The roads out of the oasis run west, the axis along which the black banners would roll across Iran to the Zab and to Kufa over the next three years, carrying the centre of the Muslim world eastward toward Iraq.

Primary sources

al-Tabari, Tarikh al-Rusul wa-al-Muluk (early 10th c.): The principal Sunni narrative of the Abbasid revolution, the da'wa in Khurasan, Abu Muslim's rising, the fall of Merv, and the march west. The single richest source. Confidence high for the sequence.

al-Baladhuri, Ansab al-Ashraf (9th c.): Sunni genealogical-historical compilation. Used for the Abbasid family, the leadership of the movement, and the politics of the revolt. Confidence high.

Further reading & cross-references

al-Dinawari, al-Akhbar al-Tiwal (9th c.): Sunni historical narrative with strong coverage of the Iranian east. Used for the Khurasani setting and the course of the rising. Confidence medium-high.

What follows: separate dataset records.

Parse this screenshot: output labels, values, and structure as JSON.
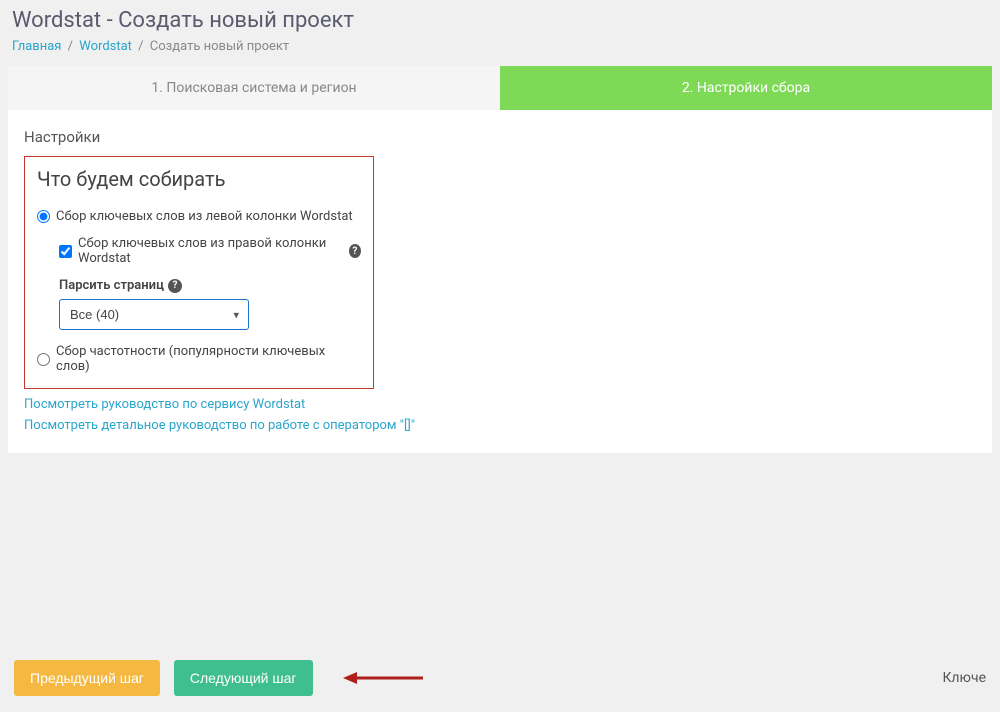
{
  "title": "Wordstat - Создать новый проект",
  "breadcrumb": {
    "home": "Главная",
    "wordstat": "Wordstat",
    "current": "Создать новый проект"
  },
  "steps": {
    "step1": "1. Поисковая система и регион",
    "step2": "2. Настройки сбора"
  },
  "settings_label": "Настройки",
  "config": {
    "heading": "Что будем собирать",
    "radio_left": "Сбор ключевых слов из левой колонки Wordstat",
    "check_right": "Сбор ключевых слов из правой колонки Wordstat",
    "parse_label": "Парсить страниц",
    "select_value": "Все (40)",
    "radio_freq": "Сбор частотности (популярности ключевых слов)"
  },
  "links": {
    "guide": "Посмотреть руководство по сервису Wordstat",
    "detail": "Посмотреть детальное руководство по работе с оператором \"[]\""
  },
  "buttons": {
    "prev": "Предыдущий шаг",
    "next": "Следующий шаг"
  },
  "footer_right": "Ключе"
}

Akhbar al-Dawla al-Abbasiyya (anonymous, early Abbasid): The movement's own account of its rise. Valuable for the self-understanding and propaganda of the da'wa, used as such rather than as a neutral record. Confidence medium.

Hadith of the black banners from Khurasan (contested authenticity): The reports of black banners coming from the East, which the movement invoked, are debated in the Sunni hadith tradition and widely judged weak or fabricated. Treated here as an apocalyptic expectation the movement exploited, not as established prophecy. Confidence low as prophecy; high that the movement used the motif.

Moshe Sharon, Black Banners from the East / Hugh Kennedy, The Early Abbasid Caliphate (modern): Modern non-confessional academic studies of the revolution. Used for the structure of the da'wa, the social composition of the movement, and the dating. Confidence high.